Le Conseil culturel de Bretagne conteste la politique linguistique de l'État et… celle du Conseil régional
Pour la première fois, le CCB, qui était réuni en session plénière samedi 3 octobre à Rennes, a estimé que l’un des textes qui lui était soumis pour avis par le Conseil régional "ne peut être signé en l’état" ! Et ce n’est pas n’importe quel texte, puisqu’il s’agit de la bien nommée "Convention spécifique pour la transmission des langues de Bretagne et le développement de leur usage dans la vie quotidienne 2015-2020". (Photo d'archive : le Conseil culturel, le jour de son installation en janvier 2013, en présence des élus régionaux).
Un peu d'histoire (récente) pour bien comprendre : cette convention a été élaborée dans le cadre du Pacte d'avenir pour la Bretagne signé en décembre dernier en présence de J.-M. Ayrault, alors Premier Ministre. Elle concerne la transmission des langues de Bretagne et leur usage dans la vie quotidienne, et plus spécifiquement
- la formation et le recrutement d’enseignants des langues de Bretagne,
- le développement de l’enseignement bilingue
- le soutien à l’action de l’Office public de la langue bretonne
- et le développement de l’usage de ces langues de Bretagne dans la vie quotidienne.
La critique des acteurs de terrain
Dès la réunion de la commission ad hoc du Conseil culturel, samedi matin, il est vite apparu que ce projet de convention ne satisfait pas, mais alors pas du tout, les acteurs de terrain. Ceux-ci, et le CCB lui-même, pointent d'abord une question de méthode : ils n'ont aucunement été consultés en amont sur les éléments à inclure dans la convention. Autrement dit, il n'y a pas eu de concertation. Les critiques ont fusé de tous côtés :
- Sur l'objectif des 20 000 élèves à scolariser dans l'enseignement bilingue d'ici 2020 : c'est infiniment moins, a-t-on dit, que les 50 % d'élèves qui le seront en Alsace. Le Conseil culturel attendait des objectifs chiffrés plus ambitieux.

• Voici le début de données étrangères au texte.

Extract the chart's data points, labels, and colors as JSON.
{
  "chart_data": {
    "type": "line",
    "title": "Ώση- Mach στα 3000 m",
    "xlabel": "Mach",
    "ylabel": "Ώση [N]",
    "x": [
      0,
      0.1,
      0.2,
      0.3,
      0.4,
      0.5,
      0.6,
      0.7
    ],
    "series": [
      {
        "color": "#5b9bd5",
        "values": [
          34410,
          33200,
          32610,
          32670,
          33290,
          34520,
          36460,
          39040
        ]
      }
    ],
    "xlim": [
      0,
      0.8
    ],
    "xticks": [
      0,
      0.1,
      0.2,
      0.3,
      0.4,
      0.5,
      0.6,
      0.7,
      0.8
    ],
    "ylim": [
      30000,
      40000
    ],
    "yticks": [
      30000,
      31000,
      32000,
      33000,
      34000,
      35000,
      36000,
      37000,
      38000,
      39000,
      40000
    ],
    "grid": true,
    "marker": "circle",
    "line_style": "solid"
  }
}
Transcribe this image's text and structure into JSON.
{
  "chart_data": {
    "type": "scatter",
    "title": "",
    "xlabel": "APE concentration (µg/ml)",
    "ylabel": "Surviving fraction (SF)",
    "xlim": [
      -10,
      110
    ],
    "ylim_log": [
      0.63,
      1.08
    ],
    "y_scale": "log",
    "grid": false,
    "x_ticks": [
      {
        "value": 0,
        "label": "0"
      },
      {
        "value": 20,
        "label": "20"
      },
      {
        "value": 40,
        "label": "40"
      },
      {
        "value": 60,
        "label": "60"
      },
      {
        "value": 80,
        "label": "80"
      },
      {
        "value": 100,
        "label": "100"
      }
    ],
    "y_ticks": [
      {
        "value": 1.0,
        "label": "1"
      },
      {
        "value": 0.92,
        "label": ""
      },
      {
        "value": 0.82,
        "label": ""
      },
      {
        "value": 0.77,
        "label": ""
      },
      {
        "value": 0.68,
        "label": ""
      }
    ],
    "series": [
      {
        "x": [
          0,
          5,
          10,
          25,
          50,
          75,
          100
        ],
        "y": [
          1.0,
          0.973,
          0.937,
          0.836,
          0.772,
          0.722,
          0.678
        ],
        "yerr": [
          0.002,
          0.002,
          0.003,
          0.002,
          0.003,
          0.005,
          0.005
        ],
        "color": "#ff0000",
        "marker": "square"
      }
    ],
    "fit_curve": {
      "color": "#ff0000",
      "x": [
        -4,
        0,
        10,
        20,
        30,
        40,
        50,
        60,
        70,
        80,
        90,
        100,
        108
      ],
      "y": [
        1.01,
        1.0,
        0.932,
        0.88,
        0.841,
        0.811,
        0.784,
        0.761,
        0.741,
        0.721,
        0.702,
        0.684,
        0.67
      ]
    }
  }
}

- Sur une disposition technique qui a son importance : l’âge de 3 ans est celui qui est retenu pour définir les seuils d’ouverture de classes bilingues, ce qui est en contradiction avec une circulaire ministérielle de décembre 2012.

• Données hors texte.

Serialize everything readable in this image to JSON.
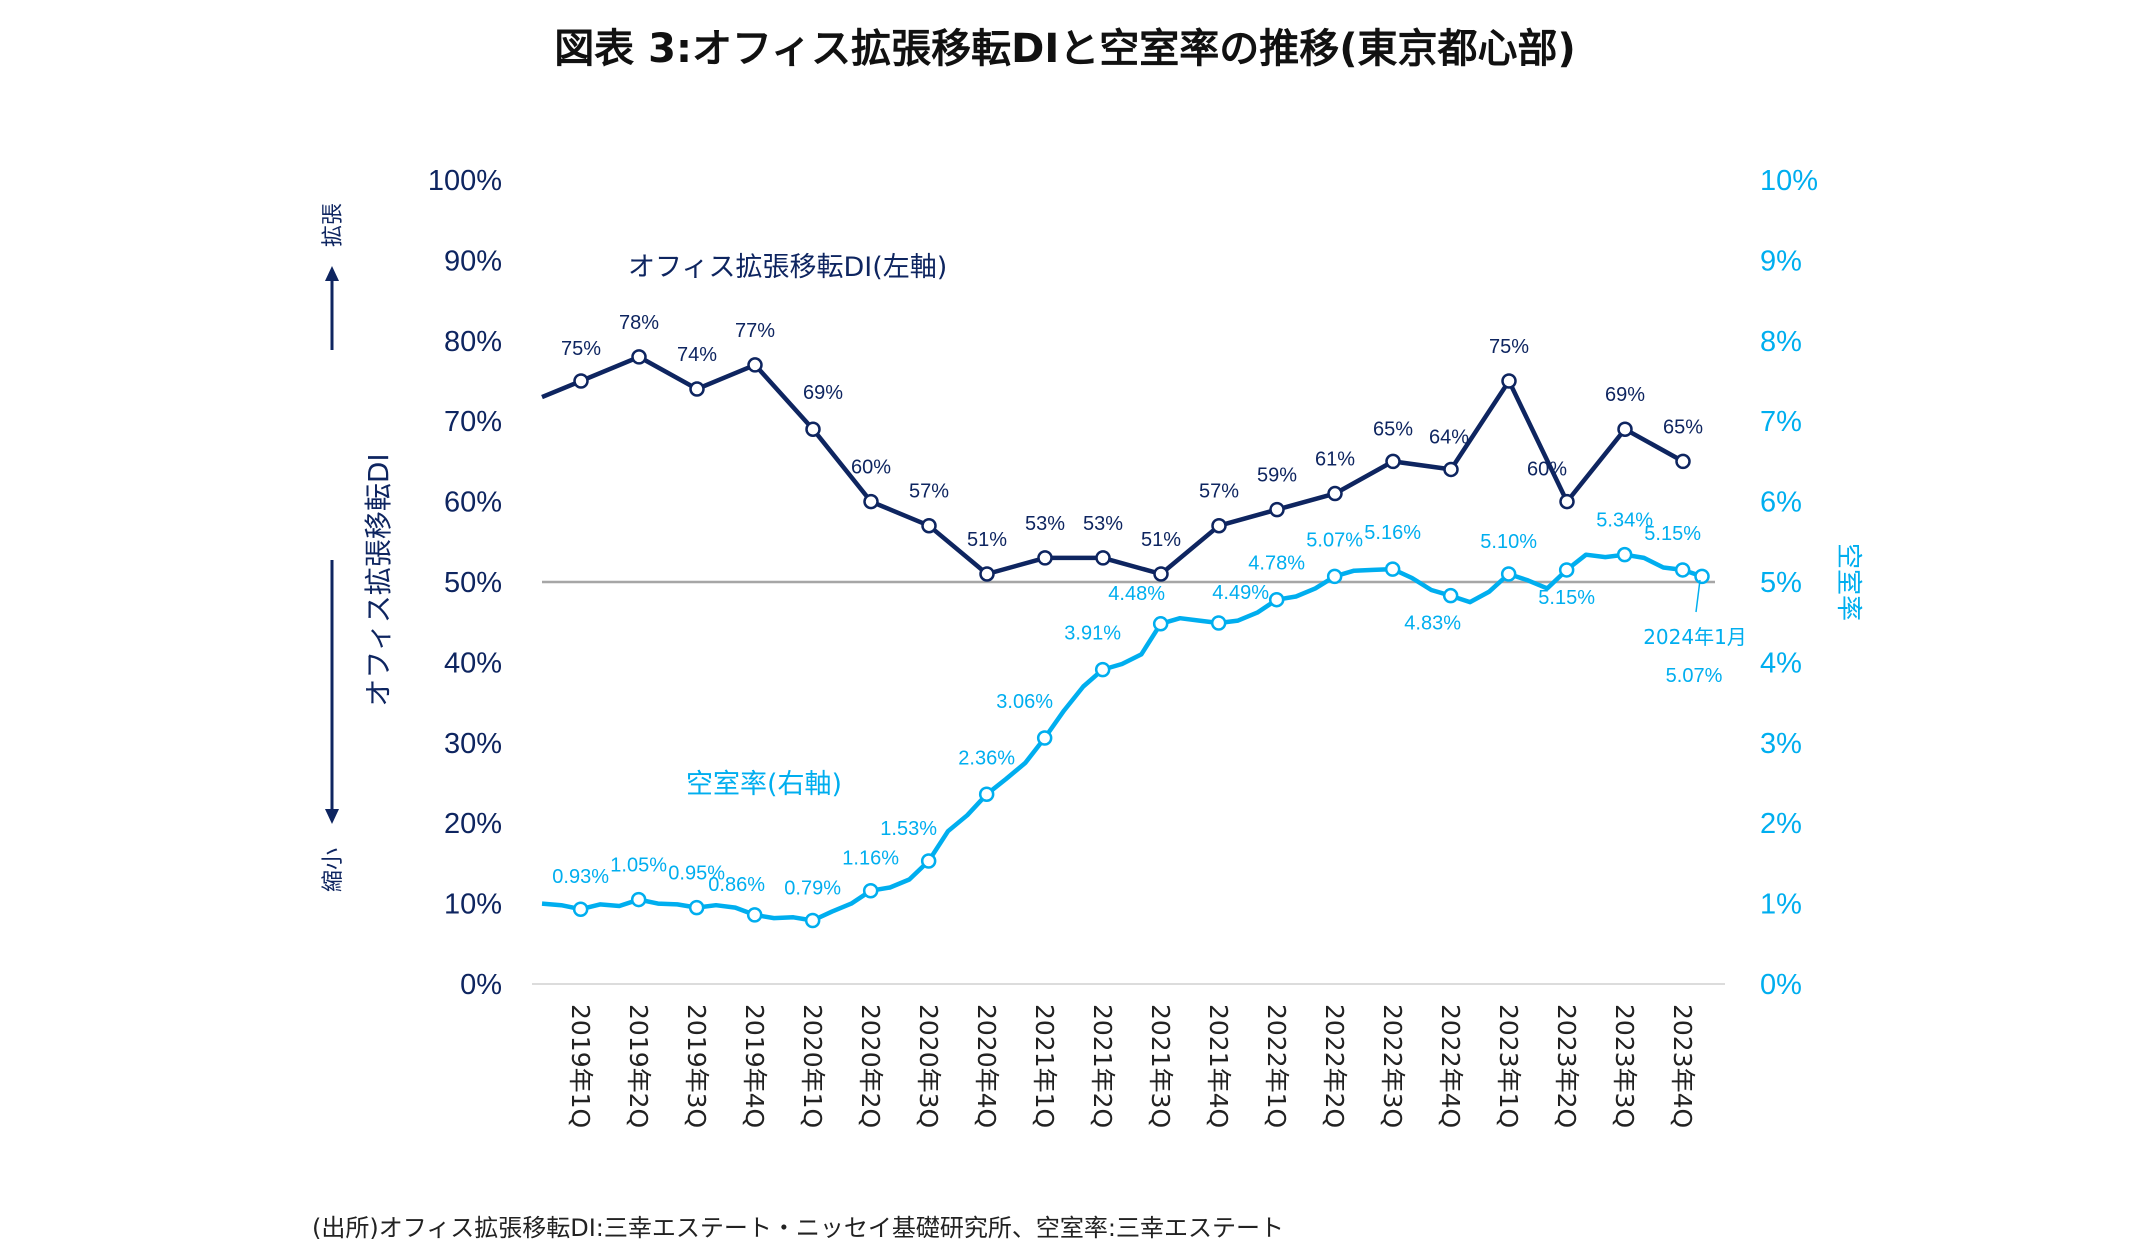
{
  "title": "図表 3:オフィス拡張移転DIと空室率の推移(東京都心部)",
  "source": "(出所)オフィス拡張移転DI:三幸エステート・ニッセイ基礎研究所、空室率:三幸エステート",
  "left_axis": {
    "title": "オフィス拡張移転DI",
    "top_note": "拡張",
    "bottom_note": "縮小",
    "ticks": [
      "0%",
      "10%",
      "20%",
      "30%",
      "40%",
      "50%",
      "60%",
      "70%",
      "80%",
      "90%",
      "100%"
    ]
  },
  "right_axis": {
    "title": "空室率",
    "ticks": [
      "0%",
      "1%",
      "2%",
      "3%",
      "4%",
      "5%",
      "6%",
      "7%",
      "8%",
      "9%",
      "10%"
    ]
  },
  "colors": {
    "di": "#0e2560",
    "vacancy": "#00aeef",
    "reference_line": "#a6a6a6"
  },
  "chart_data": {
    "type": "line",
    "title": "図表 3:オフィス拡張移転DIと空室率の推移(東京都心部)",
    "xlabel": "",
    "categories": [
      "2019年1Q",
      "2019年2Q",
      "2019年3Q",
      "2019年4Q",
      "2020年1Q",
      "2020年2Q",
      "2020年3Q",
      "2020年4Q",
      "2021年1Q",
      "2021年2Q",
      "2021年3Q",
      "2021年4Q",
      "2022年1Q",
      "2022年2Q",
      "2022年3Q",
      "2022年4Q",
      "2023年1Q",
      "2023年2Q",
      "2023年3Q",
      "2023年4Q"
    ],
    "reference_line": 50,
    "grid": false,
    "di_series": {
      "name": "オフィス拡張移転DI(左軸)",
      "axis": "left",
      "ylim": [
        0,
        100
      ],
      "start_value": 73,
      "values": [
        75,
        78,
        74,
        77,
        69,
        60,
        57,
        51,
        53,
        53,
        51,
        57,
        59,
        61,
        65,
        64,
        75,
        60,
        69,
        65
      ],
      "labels": [
        "75%",
        "78%",
        "74%",
        "77%",
        "69%",
        "60%",
        "57%",
        "51%",
        "53%",
        "53%",
        "51%",
        "57%",
        "59%",
        "61%",
        "65%",
        "64%",
        "75%",
        "60%",
        "69%",
        "65%"
      ]
    },
    "vacancy_series": {
      "name": "空室率(右軸)",
      "axis": "right",
      "ylim": [
        0,
        10
      ],
      "monthly_values": [
        1.0,
        0.98,
        0.93,
        0.99,
        0.97,
        1.05,
        1.0,
        0.99,
        0.95,
        0.98,
        0.95,
        0.86,
        0.82,
        0.83,
        0.79,
        0.9,
        1.0,
        1.16,
        1.2,
        1.3,
        1.53,
        1.9,
        2.1,
        2.36,
        2.55,
        2.75,
        3.06,
        3.4,
        3.7,
        3.91,
        3.98,
        4.1,
        4.48,
        4.55,
        4.52,
        4.49,
        4.52,
        4.62,
        4.78,
        4.82,
        4.92,
        5.07,
        5.14,
        5.15,
        5.16,
        5.05,
        4.9,
        4.83,
        4.75,
        4.88,
        5.1,
        5.02,
        4.92,
        5.15,
        5.34,
        5.31,
        5.34,
        5.3,
        5.18,
        5.15,
        5.07
      ],
      "quarter_labels": [
        "0.93%",
        "1.05%",
        "0.95%",
        "0.86%",
        "0.79%",
        "1.16%",
        "1.53%",
        "2.36%",
        "3.06%",
        "3.91%",
        "4.48%",
        "4.49%",
        "4.78%",
        "5.07%",
        "5.16%",
        "4.83%",
        "5.10%",
        "5.15%",
        "5.34%",
        "5.15%"
      ],
      "latest": {
        "label": "2024年1月",
        "value_label": "5.07%"
      }
    }
  }
}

- Alors que l’augmentation du nombre de candidats au concours de recrutement de professeurs est perçue comme une nécessité, les aides Skoazell qu'attribue le Conseil régional devraient baisser.
- Les universitaires présents ont vivement réclamé une réforme du concours de recrutement et de la formation des maîtres pour pallier le manque de candidats.
- La politique de l’État et de la Région en faveur du gallo est perçue par les gallésants comme un manque d'intérêt manifeste pour leur langue, ce qui les conduit à regretter que la Convention ne concerne pour ainsi dire que la langue bretonne.
Bref, l'avis qu'a voté le Conseil culturel de Bretagne est plutôt sévère. Il considère globalement que la nouvelle convention n'est que
- "la reconduction de dispositifs existants. L'engagement vague ou conditionnel de l’État laisse dubitatif. Les mesures évoquées en restent au niveau des intentions et des principes, sans moyens clairs et chiffrés de la part de l’État". Il affirme en outre "qu’une politique plus volontariste doit être engagée, en particulier dans les territoires où les langues sont parlées au quotidien"
– et cette dernière précision n'est pas anodine.
Une situation quelque peu surréaliste
Et c'est sur la base de l'ensemble de ces considérations que le Conseil culturel a estimé en séance plénière que le Conseil régional de Bretagne ne pouvait signer cette convention en l'état. Je me répète : c'est la première fois que ça arrive !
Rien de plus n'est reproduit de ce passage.